Sims 4 Removes Gender Limitations


Just saw this CBC article on the Sims 4

It’s a good thing. It does serve to remind us, though, that a lot of the options in videogames to let people play as their own sexuality and gender are there by default and have to be intentionally removed by coders. You don’t want characters of the same sex getting married? You have to write,

if (sim[1].gender!=sim[2].gender) alert(“No gays!”)

In the code. In this case they put gender tags on a bunch of clothing and hairstyles. They did work to exclude people from certain customizations. The default setting is that anyone can love anyone, anyone can marry anyone, anyone can dress however they want and cut their hair however they want.

Anyway, they’ll save themselves a bit of work in Sims 5.


Years ago, I loved playing Sim City and felt curious about Sims but never played. Is it fun? And is(are) there still a Sim City option(s) that’s intersting?


The Sims is one of my favorite game series. It’s kind of silly but I love it still. I’m glad they finally did this.

For me, it’s a super addictive blast. It kind of depends on your interests though. Like if setting your own goals in a game and then working to achieve them sounds like fun, you’ll probably enjoy it but if you like something a bit more defined it may not be for you.


You are tempting me to try it out. I used to love the city game though because it was the closest thing to an RPG that emphasized policies. OTOH I felt like there weren’t enough variables and assumptions embedded into the game interfered. For example, it wasn’t possible to socialize different industries.


It’s nothing like SimCity. The ones I played (1 to 3, I think) were more like a virtual house + dolls playset with a lot of visual customization available in both fronts. They got a bit micromanagey for me after a while and lacking in meaningful goals beyond pure consumerism (more expensive furniture = happier lives). I think the newer ones have more things to do.

Oh, and the classic thing to do is make versions of yourself and people in your life to make it fun to see who gets along and who dies in an oven fire. Works for XCOM, too (replace oven fire with alien laser blast).


The one time I tried playing the game I was frustrated by how much attention had to be paid to things like scheduling bathroom breaks at the expense of ostensibly bigger objectives. If the difficulties and accomplishments were weighted properly, “not accidentally pissing yourself with oddly blue liquid” should be one of the easiest tasks of the day.


I remember trying playing Sims 1 properly, raher than just ‘cheat code interior design’ style. I made a single guy who went to work every day, paid his bills and hoped to get ahead, and a family who could only afford a tiny, shitty house. The single, bill-paying guy became lonely and depressed then killed himself. The family’s kitchen was constantly on fire, and they fought all the time, but they were happy. Metaphor for life, really.


You’ve clearly never worked in a call centre, then :smiley:


Cities Skylines is a nice modern take on the Simcity Genre.
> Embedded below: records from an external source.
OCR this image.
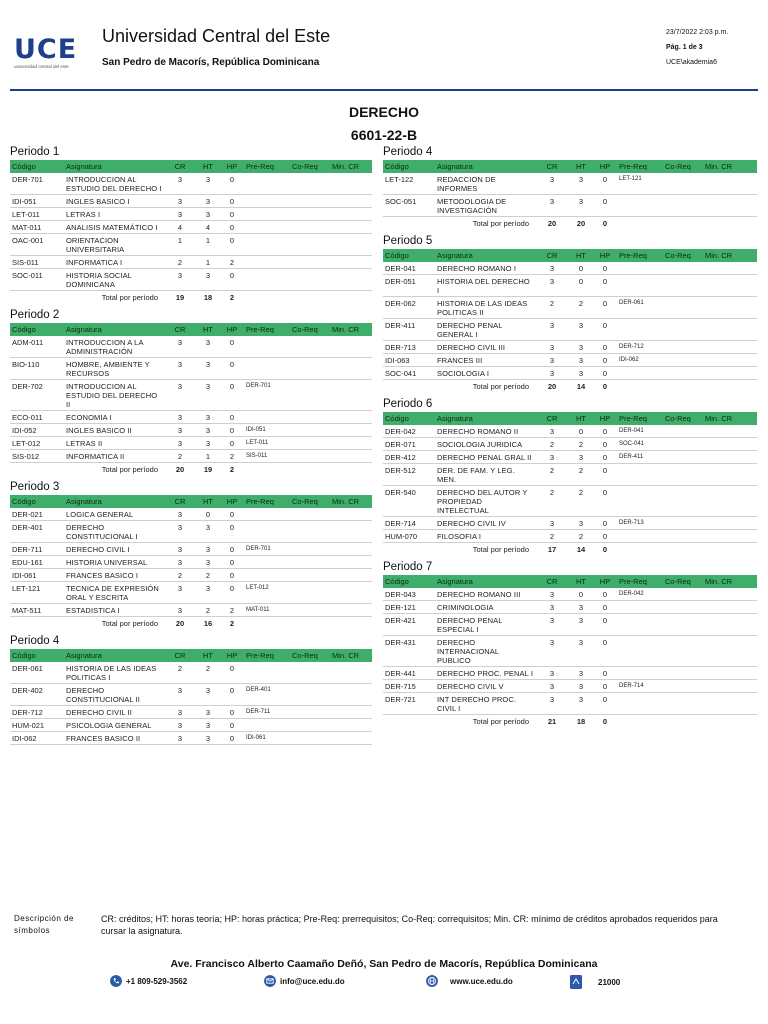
UCE
universidad central del este
Universidad Central del Este
San Pedro de Macorís, República Dominicana
23/7/2022 2:03 p.m.
Pág. 1 de 3
UCE\akademia6
DERECHO
6601-22-B
Periodo 1
Código	Asignatura	CR	HT	HP	Pre-Req	Co-Req	Min. CR
DER-701	INTRODUCCION AL ESTUDIO DEL DERECHO I	3	3	0			
IDI-051	INGLES BASICO I	3	3	0			
LET-011	LETRAS I	3	3	0			
MAT-011	ANALISIS MATEMÁTICO I	4	4	0			
OAC-001	ORIENTACION UNIVERSITARIA	1	1	0			
SIS-011	INFORMATICA I	2	1	2			
SOC-011	HISTORIA SOCIAL DOMINICANA	3	3	0			
Total por período		19	18	2			
Periodo 2
Código	Asignatura	CR	HT	HP	Pre-Req	Co-Req	Min. CR
ADM-011	INTRODUCCION A LA ADMINISTRACIÓN	3	3	0			
BIO-110	HOMBRE, AMBIENTE Y RECURSOS	3	3	0			
DER-702	INTRODUCCION AL ESTUDIO DEL DERECHO II	3	3	0	DER-701		
ECO-011	ECONOMIA I	3	3	0			
IDI-052	INGLES BASICO II	3	3	0	IDI-051		
LET-012	LETRAS II	3	3	0	LET-011		
SIS-012	INFORMATICA II	2	1	2	SIS-011		
Total por período		20	19	2			
Periodo 3
Código	Asignatura	CR	HT	HP	Pre-Req	Co-Req	Min. CR
DER-021	LOGICA GENERAL	3	0	0			
DER-401	DERECHO CONSTITUCIONAL I	3	3	0			
DER-711	DERECHO CIVIL I	3	3	0	DER-701		
EDU-161	HISTORIA UNIVERSAL	3	3	0			
IDI-061	FRANCES BASICO I	2	2	0			
LET-121	TECNICA DE EXPRESIÓN ORAL Y ESCRITA	3	3	0	LET-012		
MAT-511	ESTADISTICA I	3	2	2	MAT-011		
Total por período		20	16	2			
Periodo 4
Código	Asignatura	CR	HT	HP	Pre-Req	Co-Req	Min. CR
DER-061	HISTORIA DE LAS IDEAS POLITICAS I	2	2	0			
DER-402	DERECHO CONSTITUCIONAL II	3	3	0	DER-401		
DER-712	DERECHO CIVIL II	3	3	0	DER-711		
HUM-021	PSICOLOGIA GENERAL	3	3	0			
IDI-062	FRANCES BASICO II	3	3	0	IDI-061		
Periodo 4
Código	Asignatura	CR	HT	HP	Pre-Req	Co-Req	Min. CR
LET-122	REDACCION DE INFORMES	3	3	0	LET-121		
SOC-051	METODOLOGIA DE INVESTIGACIÓN	3	3	0			
Total por período		20	20	0			
Periodo 5
Código	Asignatura	CR	HT	HP	Pre-Req	Co-Req	Min. CR
DER-041	DERECHO ROMANO I	3	0	0			
DER-051	HISTORIA DEL DERECHO I	3	0	0			
DER-062	HISTORIA DE LAS IDEAS POLITICAS II	2	2	0	DER-061		
DER-411	DERECHO PENAL GENERAL I	3	3	0			
DER-713	DERECHO CIVIL III	3	3	0	DER-712		
IDI-063	FRANCES III	3	3	0	IDI-062		
SOC-041	SOCIOLOGIA I	3	3	0			
Total por período		20	14	0			
Periodo 6
Código	Asignatura	CR	HT	HP	Pre-Req	Co-Req	Min. CR
DER-042	DERECHO ROMANO II	3	0	0	DER-041		
DER-071	SOCIOLOGIA JURIDICA	2	2	0	SOC-041		
DER-412	DERECHO PENAL GRAL II	3	3	0	DER-411		
DER-512	DER. DE FAM. Y LEG. MEN.	2	2	0			
DER-540	DERECHO DEL AUTOR Y PROPIEDAD INTELECTUAL	2	2	0			
DER-714	DERECHO CIVIL IV	3	3	0	DER-713		
HUM-070	FILOSOFIA I	2	2	0			
Total por período		17	14	0			
Periodo 7
Código	Asignatura	CR	HT	HP	Pre-Req	Co-Req	Min. CR
DER-043	DERECHO ROMANO III	3	0	0	DER-042		
DER-121	CRIMINOLOGIA	3	3	0			
DER-421	DERECHO PENAL ESPECIAL I	3	3	0			
DER-431	DERECHO INTERNACIONAL PUBLICO	3	3	0			
DER-441	DERECHO PROC. PENAL I	3	3	0			
DER-715	DERECHO CIVIL V	3	3	0	DER-714		
DER-721	INT DERECHO PROC. CIVIL I	3	3	0			
Total por período		21	18	0			
Descripción de símbolos
CR: créditos; HT: horas teoría; HP: horas práctica; Pre-Req: prerrequisitos; Co-Req: correquisitos; Min. CR: mínimo de créditos aprobados requeridos para cursar la asignatura.
Ave. Francisco Alberto Caamaño Deñó, San Pedro de Macorís, República Dominicana
+1 809-529-3562	info@uce.edu.do	www.uce.edu.do	21000
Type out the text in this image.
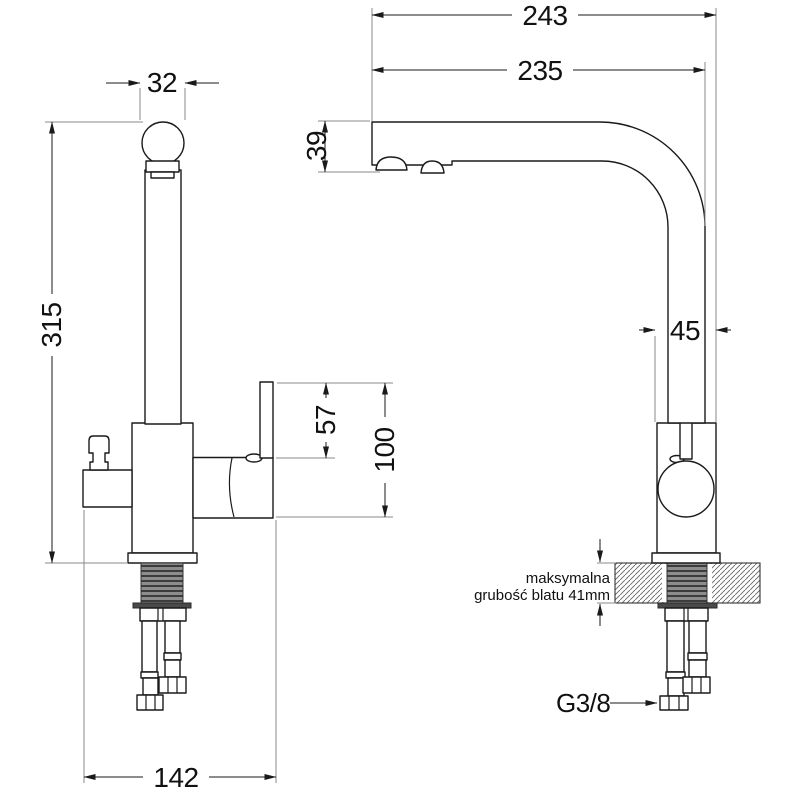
32
315
57
100
142
243
235
39
45
maksymalna
grubość blatu 41mm
G3/8
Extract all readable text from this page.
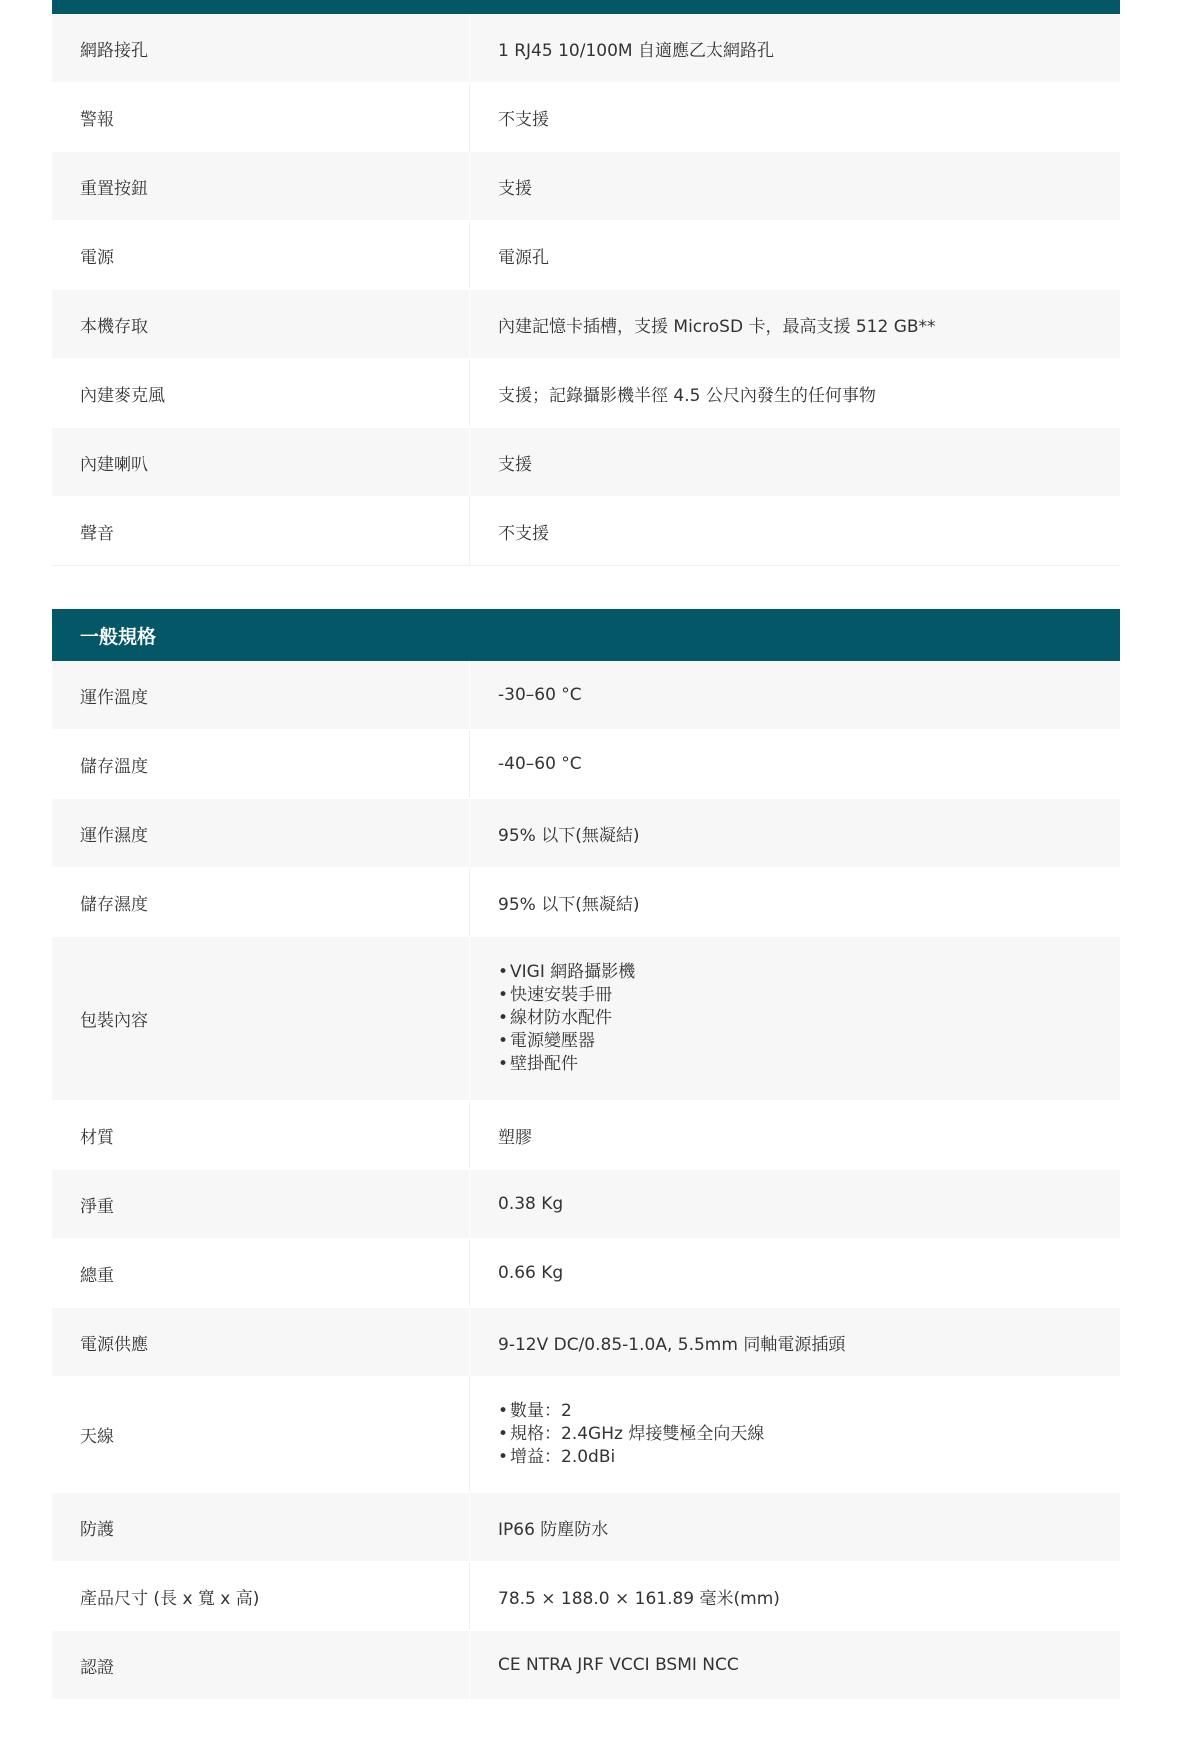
網路接孔	1 RJ45 10/100M 自適應乙太網路孔
警報	不支援
重置按鈕	支援
電源	電源孔
本機存取	內建記憶卡插槽，支援 MicroSD 卡，最高支援 512 GB**
內建麥克風	支援；記錄攝影機半徑 4.5 公尺內發生的任何事物
內建喇叭	支援
聲音	不支援
一般規格
運作溫度	-30–60 °C
儲存溫度	-40–60 °C
運作濕度	95% 以下(無凝結)
儲存濕度	95% 以下(無凝結)
包裝內容
• VIGI 網路攝影機
• 快速安裝手冊
• 線材防水配件
• 電源變壓器
• 壁掛配件
材質	塑膠
淨重	0.38 Kg
總重	0.66 Kg
電源供應	9-12V DC/0.85-1.0A, 5.5mm 同軸電源插頭
天線
• 數量：2
• 規格：2.4GHz 焊接雙極全向天線
• 增益：2.0dBi
防護	IP66 防塵防水
產品尺寸 (長 x 寬 x 高)	78.5 × 188.0 × 161.89 毫米(mm)
認證	CE NTRA JRF VCCI BSMI NCC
Doesn’t sound like the policies are in depth enough for you though, it’s more focused on building a really impressive looking huge city/ies.

The latest Simcity has been through the EA Fuckup Machine, and isn’t worth bothering with.


The last Sims game I played, I set up the Neil Gaiman’s Endless as a household. Dream was a musician, Death a doctor, Destruction a chef, and Destiny worked at the library; I forget what the others did but Desire and Despair kept swapping jobs. I remember that Dream kept setting fire to the kitchen, and Death was a surprising good doctor.


One of my favorite things about the Saints Row games was that all customization options were available regardless of what gender you made your character. Your petite lady-assassin in a cocktail dress could sport a full beard, and your burly bald bravo guy could be in a pink Jackie O skirt suit and pearls.

One of the Soul Calibur games also allowed some limited cross-gender options, which I abused by making a custom character that was the biggest, burliest, hairiest guy possible and then putting him in what was basically a maid outfit. I took him online to play and had people suicide their character rather than fight me.


Myself and my old roommate got ahold of it once, and after giving it an honest go, ended up amusing ourselves by building a house with just a telephone, a fridge, and no toilet. Our Sim kept drinking liquid and then wetting his pants over and over, yelling "EWW!!"and called people to come help, who ran around outside, unable to get in. He died of humiliation.

Another time, we set the house on fire and called the fire department and pizza delivery at the same time to see who’d get there first. The pizza guy arrived almost immediately and kept demanding his tip as everyone ran around on fire.


See what I mean about The Sims being a metaphor for life? This is America’s future under The Donald.